Il serait superflu d’évoquer ici les grands exemples dont l’histoire a conservé l’empreinte, durablement gravée dans le livre et la pierre, alors que tant de leurs contemporains agités, ostensiblement présents sur la scène publique, n’ont laissé aucune trace de leur passage. L’efficacité par le recueillement subsiste dans le monde d’aujourd’hui : au cours des années cinquante et soixante, du fond de son monastère, le trappiste américain Thomas Merton sut percevoir l’ampleur et la gravité des problèmes raciaux avec plus d’acuité que tous les sociologues au service du gouvernement de Washington, avec plus de justesse que ces militants qui, sans compter, se dépensaient dans la lutte pour les droits civiques – et dont la plupart ont bien vite abandonné le combat ou tourné casaque.
L’activisme n’a jamais constitué le meilleur moyen de s’inscrire utilement dans les débats contemporains. Se lancer au cœur de la mêlée ne garantit nullement que l’on sera présent à l’histoire, se replier dans une tour d’ivoire n’est pas nécessairement une trahison. Bien au contraire, la tentation en devient de plus en plus forte, et de plus en plus justifiée, au fur et à mesure que s’emballe la machine à broyer l’humain. A l’extrême opposé s’offre une autre possibilité, choisie par le plus grand nombre : le contemplatif a les mains propres, mais il n’a pas de mains – acceptons donc de nous salir les mains en entrant dans la bagarre où, après tout, nous ne ferons pas plus mal, et peut-être mieux, que d’autres. L’important devient alors de bien choisir sa place dans le déploiement des forces, de se porter sur les positions sensibles où se décidera l’issue des affrontements.

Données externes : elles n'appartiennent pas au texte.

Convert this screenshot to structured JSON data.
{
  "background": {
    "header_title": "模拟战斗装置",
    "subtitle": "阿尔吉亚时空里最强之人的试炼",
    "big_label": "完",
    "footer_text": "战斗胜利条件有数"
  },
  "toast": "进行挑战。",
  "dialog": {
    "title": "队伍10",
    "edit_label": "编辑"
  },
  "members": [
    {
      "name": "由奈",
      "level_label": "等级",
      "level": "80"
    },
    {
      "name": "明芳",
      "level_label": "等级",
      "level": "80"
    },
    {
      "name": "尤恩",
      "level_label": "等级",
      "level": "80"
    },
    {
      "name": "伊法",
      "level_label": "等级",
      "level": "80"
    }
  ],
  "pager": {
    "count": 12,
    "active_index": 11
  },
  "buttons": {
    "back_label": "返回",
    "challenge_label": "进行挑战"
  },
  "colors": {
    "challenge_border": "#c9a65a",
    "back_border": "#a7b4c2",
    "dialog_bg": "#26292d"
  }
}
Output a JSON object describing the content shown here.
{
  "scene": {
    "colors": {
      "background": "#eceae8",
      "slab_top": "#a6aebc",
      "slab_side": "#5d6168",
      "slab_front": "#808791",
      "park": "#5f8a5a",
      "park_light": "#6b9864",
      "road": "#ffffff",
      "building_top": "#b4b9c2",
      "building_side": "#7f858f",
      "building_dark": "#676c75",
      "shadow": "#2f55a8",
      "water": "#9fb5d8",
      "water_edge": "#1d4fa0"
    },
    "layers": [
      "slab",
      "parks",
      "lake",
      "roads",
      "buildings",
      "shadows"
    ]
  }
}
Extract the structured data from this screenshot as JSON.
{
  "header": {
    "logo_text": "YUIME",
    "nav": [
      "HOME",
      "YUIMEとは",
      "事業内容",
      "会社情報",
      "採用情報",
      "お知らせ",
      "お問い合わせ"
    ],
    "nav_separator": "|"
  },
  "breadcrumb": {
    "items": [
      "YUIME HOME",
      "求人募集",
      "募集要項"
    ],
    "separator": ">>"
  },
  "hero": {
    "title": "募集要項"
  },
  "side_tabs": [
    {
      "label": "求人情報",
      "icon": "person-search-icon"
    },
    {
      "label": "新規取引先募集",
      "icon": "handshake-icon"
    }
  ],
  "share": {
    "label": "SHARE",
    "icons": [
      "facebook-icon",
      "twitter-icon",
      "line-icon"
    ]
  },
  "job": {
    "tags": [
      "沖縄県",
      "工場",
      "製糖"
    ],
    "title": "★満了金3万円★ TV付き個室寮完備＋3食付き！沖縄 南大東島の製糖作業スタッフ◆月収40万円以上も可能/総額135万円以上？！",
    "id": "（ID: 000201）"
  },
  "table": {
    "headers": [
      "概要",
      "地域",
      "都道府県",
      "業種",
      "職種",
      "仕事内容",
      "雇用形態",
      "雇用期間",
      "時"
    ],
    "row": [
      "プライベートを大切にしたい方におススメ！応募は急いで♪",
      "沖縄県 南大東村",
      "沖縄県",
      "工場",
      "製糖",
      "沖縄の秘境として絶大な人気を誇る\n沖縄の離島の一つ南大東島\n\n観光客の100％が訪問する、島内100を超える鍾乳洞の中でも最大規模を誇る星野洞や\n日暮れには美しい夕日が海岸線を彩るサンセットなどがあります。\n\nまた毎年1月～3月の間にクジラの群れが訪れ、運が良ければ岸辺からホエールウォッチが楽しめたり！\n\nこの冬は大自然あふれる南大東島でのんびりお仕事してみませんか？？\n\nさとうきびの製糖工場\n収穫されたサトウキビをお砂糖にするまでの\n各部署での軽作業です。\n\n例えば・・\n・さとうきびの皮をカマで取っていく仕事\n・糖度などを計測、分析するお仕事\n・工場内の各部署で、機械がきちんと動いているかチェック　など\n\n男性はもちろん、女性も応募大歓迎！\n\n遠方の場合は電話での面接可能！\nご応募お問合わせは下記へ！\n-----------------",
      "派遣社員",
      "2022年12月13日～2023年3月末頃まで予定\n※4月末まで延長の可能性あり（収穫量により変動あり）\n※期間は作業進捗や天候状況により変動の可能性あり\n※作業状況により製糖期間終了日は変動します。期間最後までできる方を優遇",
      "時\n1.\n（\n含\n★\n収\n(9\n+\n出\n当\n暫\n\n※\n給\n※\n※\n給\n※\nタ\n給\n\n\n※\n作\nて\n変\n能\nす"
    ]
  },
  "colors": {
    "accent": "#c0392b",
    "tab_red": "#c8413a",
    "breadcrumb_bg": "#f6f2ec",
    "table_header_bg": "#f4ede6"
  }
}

Désir d’efficacité ? Sans doute, mais aussi vanité de se savoir actif aux points stratégiques vers lesquels se portent tous les regards. Occuper une place importante, jouer un rôle : cette ambition paraît légitime, elle conduit pourtant aux pires errements. Car, inexorablement, elle entraîne l’individu vers les lieux de pouvoir où règne une autre logique que celle de l’intellectuel et de l’écrivain. Le vrai, ici, change de définition : est vrai ce qui réussit, tout le reste n’est que creuse songerie, tout juste bonne pour quiconque a choisi d’écrire au lieu d’agir, en se persuadant de surcroît qu’écrire c’est agir.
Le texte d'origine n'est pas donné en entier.